L’annonce intervient à un moment hautement stratégique pour le joueur de 27 ans : récent vainqueur de la Ligue des champions, il s’apprête à porter le brassard de capitaine du Maroc ce vendredi soir pour le deuxième match de poule des Lions de l’Atlas en Coupe du monde face à l’Écosse.
🚨 1. L’arrêt de la cour d’appel : Des « charges suffisantes » retenues
La chambre de l’instruction de la cour d’appel de Versailles a estimé que l’enquête ouverte au printemps 2023 disposait d’éléments assez solides pour ouvrir un procès public :
« Les investigations menées durant l’enquête et l’information judiciaire ont conduit la chambre de l’instruction à dire qu’il existe des charges suffisantes à l’encontre d’Achraf Hakimi, justifiant sa mise en accusation », précise le communiqué officiel de la cour d’appel. La date du procès n’a pas encore été fixée.
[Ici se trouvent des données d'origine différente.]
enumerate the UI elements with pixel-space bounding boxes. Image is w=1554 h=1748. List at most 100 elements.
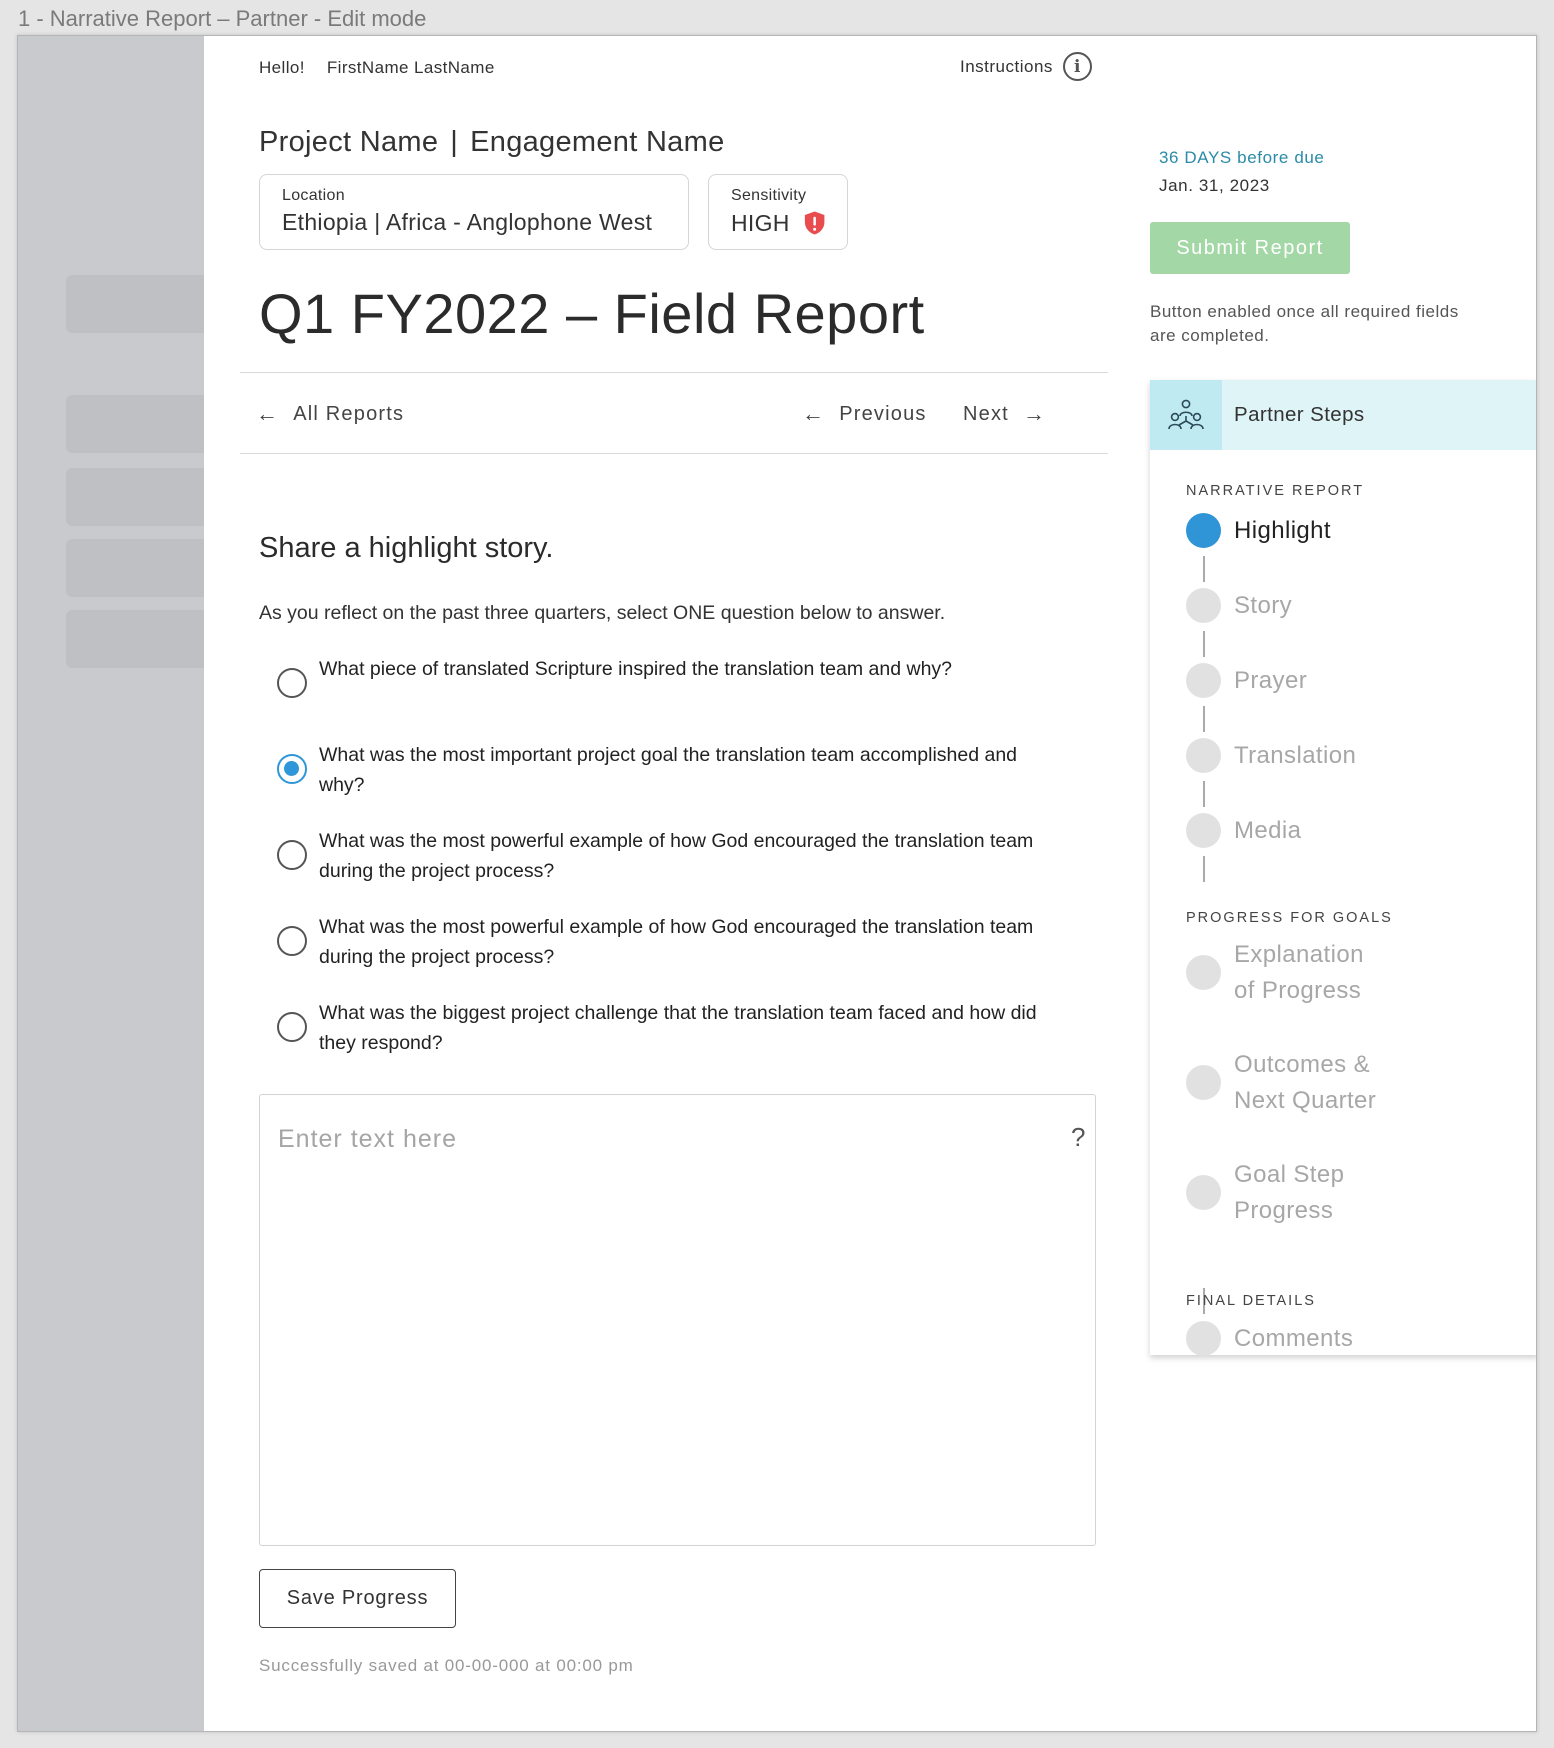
step-connector [1203,631,1205,657]
frame-label: 1 - Narrative Report – Partner - Edit mo… [18,6,427,31]
step-goal-step-progress[interactable]: Goal Step Progress [1186,1157,1376,1229]
step-highlight[interactable]: Highlight [1186,513,1331,549]
engagement-name: Engagement Name [470,126,725,158]
location-card: Location Ethiopia | Africa - Anglophone … [259,174,689,250]
step-dot [1186,738,1221,773]
background-placeholder-block [66,610,226,668]
partner-steps-header: Partner Steps [1150,380,1536,450]
step-dot [1186,1321,1221,1356]
radio-button[interactable] [277,668,307,698]
step-translation[interactable]: Translation [1186,738,1356,774]
report-page: Hello! FirstName LastName Instructions i … [204,36,1536,1731]
project-heading: Project Name | Engagement Name [259,126,725,159]
section-label-narrative-report: NARRATIVE REPORT [1186,483,1365,499]
step-dot-active [1186,513,1221,548]
sensitivity-label: Sensitivity [731,187,807,204]
option-text: What was the most important project goal… [319,744,1018,796]
step-connector [1203,856,1205,882]
all-reports-link[interactable]: ← All Reports [256,401,404,427]
step-comments[interactable]: Comments [1186,1321,1353,1357]
info-icon[interactable]: i [1062,52,1092,81]
all-reports-label: All Reports [293,402,405,425]
question-option[interactable]: What was the most important project goal… [277,740,1049,800]
report-nav-bar: ← All Reports ← Previous Next → [240,372,1108,454]
step-explanation-of-progress[interactable]: Explanation of Progress [1186,937,1386,1009]
section-label-progress-for-goals: PROGRESS FOR GOALS [1186,910,1393,926]
radio-button[interactable] [277,1012,307,1042]
step-label: Goal Step Progress [1234,1161,1345,1224]
step-dot [1186,663,1221,698]
arrow-left-icon: ← [802,401,826,426]
submit-note: Button enabled once all required fields … [1150,302,1459,345]
answer-textarea[interactable] [259,1094,1096,1546]
step-label: Outcomes & Next Quarter [1234,1051,1377,1114]
radio-button[interactable] [277,926,307,956]
step-label: Media [1234,817,1302,844]
people-group-icon [1168,399,1204,430]
option-text: What was the most powerful example of ho… [319,916,1034,968]
step-dot [1186,1175,1221,1210]
help-icon[interactable]: ? [1071,1122,1085,1153]
step-connector [1203,706,1205,732]
option-text: What piece of translated Scripture inspi… [319,658,953,680]
user-name: FirstName LastName [326,58,495,77]
previous-link[interactable]: ← Previous [802,401,927,427]
save-status: Successfully saved at 00-00-000 at 00:00… [259,1656,634,1675]
question-option[interactable]: What was the most powerful example of ho… [277,826,1049,886]
instructions-link[interactable]: Instructions i [960,52,1092,81]
due-date: Jan. 31, 2023 [1159,176,1270,195]
project-name: Project Name [259,126,439,158]
location-label: Location [282,187,345,204]
question-option[interactable]: What piece of translated Scripture inspi… [277,654,1049,698]
step-label: Comments [1234,1325,1354,1352]
project-separator: | [450,126,459,158]
instructions-label: Instructions [960,56,1053,76]
user-greeting: Hello! FirstName LastName [259,58,517,78]
option-text: What was the biggest project challenge t… [319,1002,1037,1054]
step-connector [1203,781,1205,807]
report-title: Q1 FY2022 – Field Report [259,282,925,345]
background-placeholder-block [66,468,226,526]
step-dot [1186,588,1221,623]
step-label: Translation [1234,742,1357,769]
step-label: Story [1234,592,1293,619]
question-option[interactable]: What was the most powerful example of ho… [277,912,1049,972]
radio-button-selected[interactable] [277,754,307,784]
artboard-frame: Hello! FirstName LastName Instructions i … [17,35,1537,1732]
previous-label: Previous [839,402,927,425]
next-link[interactable]: Next → [963,401,1046,427]
radio-button[interactable] [277,840,307,870]
days-before-due: 36 DAYS before due [1159,148,1325,167]
arrow-left-icon: ← [256,401,280,426]
step-dot [1186,813,1221,848]
partner-steps-panel: Partner Steps NARRATIVE REPORT Highlight… [1150,380,1536,1357]
step-label: Explanation of Progress [1234,941,1364,1004]
background-placeholder-block [66,539,226,597]
shield-alert-icon [804,211,825,235]
save-progress-button[interactable]: Save Progress [259,1569,456,1628]
sensitivity-value: HIGH [731,209,790,236]
step-story[interactable]: Story [1186,588,1292,624]
question-heading: Share a highlight story. [259,532,554,564]
greeting-text: Hello! [259,58,305,77]
arrow-right-icon: → [1022,401,1047,426]
sensitivity-card: Sensitivity HIGH [708,174,848,250]
step-label: Highlight [1234,517,1331,544]
step-media[interactable]: Media [1186,813,1301,849]
option-text: What was the most powerful example of ho… [319,830,1034,882]
background-placeholder-block [66,275,226,333]
background-placeholder-block [66,395,226,453]
step-outcomes-next-quarter[interactable]: Outcomes & Next Quarter [1186,1047,1396,1119]
section-label-final-details: FINAL DETAILS [1186,1293,1316,1309]
submit-report-button[interactable]: Submit Report [1150,222,1350,274]
partner-steps-title: Partner Steps [1234,403,1365,426]
step-dot [1186,1065,1221,1100]
step-label: Prayer [1234,667,1308,694]
step-dot [1186,955,1221,990]
location-value: Ethiopia | Africa - Anglophone West [282,209,653,235]
steps-icon-box [1150,380,1222,450]
question-option[interactable]: What was the biggest project challenge t… [277,998,1049,1058]
step-prayer[interactable]: Prayer [1186,663,1307,699]
next-label: Next [963,402,1009,425]
question-instruction: As you reflect on the past three quarter… [259,602,946,624]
Pour rappel, l’affaire a débuté en février 2023 lorsqu’une jeune femme s’était présentée à un commissariat de police. Elle expliquait avoir fait la connaissance du joueur en janvier 2023 sur Instagram, avant de se rendre à son domicile francilien dans un VTC commandé par Hakimi. Elle accuse le footballeur de l’avoir embrassée et touchée sans son consentement, puis de l’avoir violée, avant qu’elle ne parvienne à le repousser et à fuir grâce à une amie contactée par SMS. Le joueur avait été mis en examen et placé sous contrôle judiciaire en mars 2023.
💬 2. Les réactions des deux camps : Soulagement contre impatience
À peine la décision de la justice française connue, les réactions des avocats des deux parties et du joueur lui-même ont mis en évidence l’intensité de la bataille judiciaire :
- Du côté de la plaignante (« Jeanne ») : Son avocate, Me Rachel-Flore Pardo, exprime un profond sentiment de justice : « Après plus de trois ans de combat judiciaire, après avoir été calomniée et traînée dans la boue par la défense d’Achraf Hakimi, cette décision suscite chez ma cliente soulagement et espoir ». Dans un entretien publié jeudi soir par le site d’investigation Mediapart, la plaignante (sous le prénom d’emprunt de Jeanne) est sortie du silence pour la première fois : « J’ai envie de me justifier. J’ai envie qu’on me croie ».
- Du côté d’Achraf Hakimi : Le capitaine marocain maintient fermement sa position et nie en bloc depuis le premier jour, qualifiant l’accusation de « fausse ». Sur le réseau social X, il a affirmé attendre l’audience « avec impatience », ajoutant : « enfin, je pourrai parler ». Son avocate, Me Fanny Colin, a immédiatement tempéré la portée du renvoi : « Cette confirmation était attendue. Il n’est pas dit ici qu’il est coupable de quoi que ce soit, il est ferme dans sa défense ».
Le joueur reste pour l’instant concentré sur son parcours sportif au Mondial, malgré l’ouverture prochaine de ce procès criminel.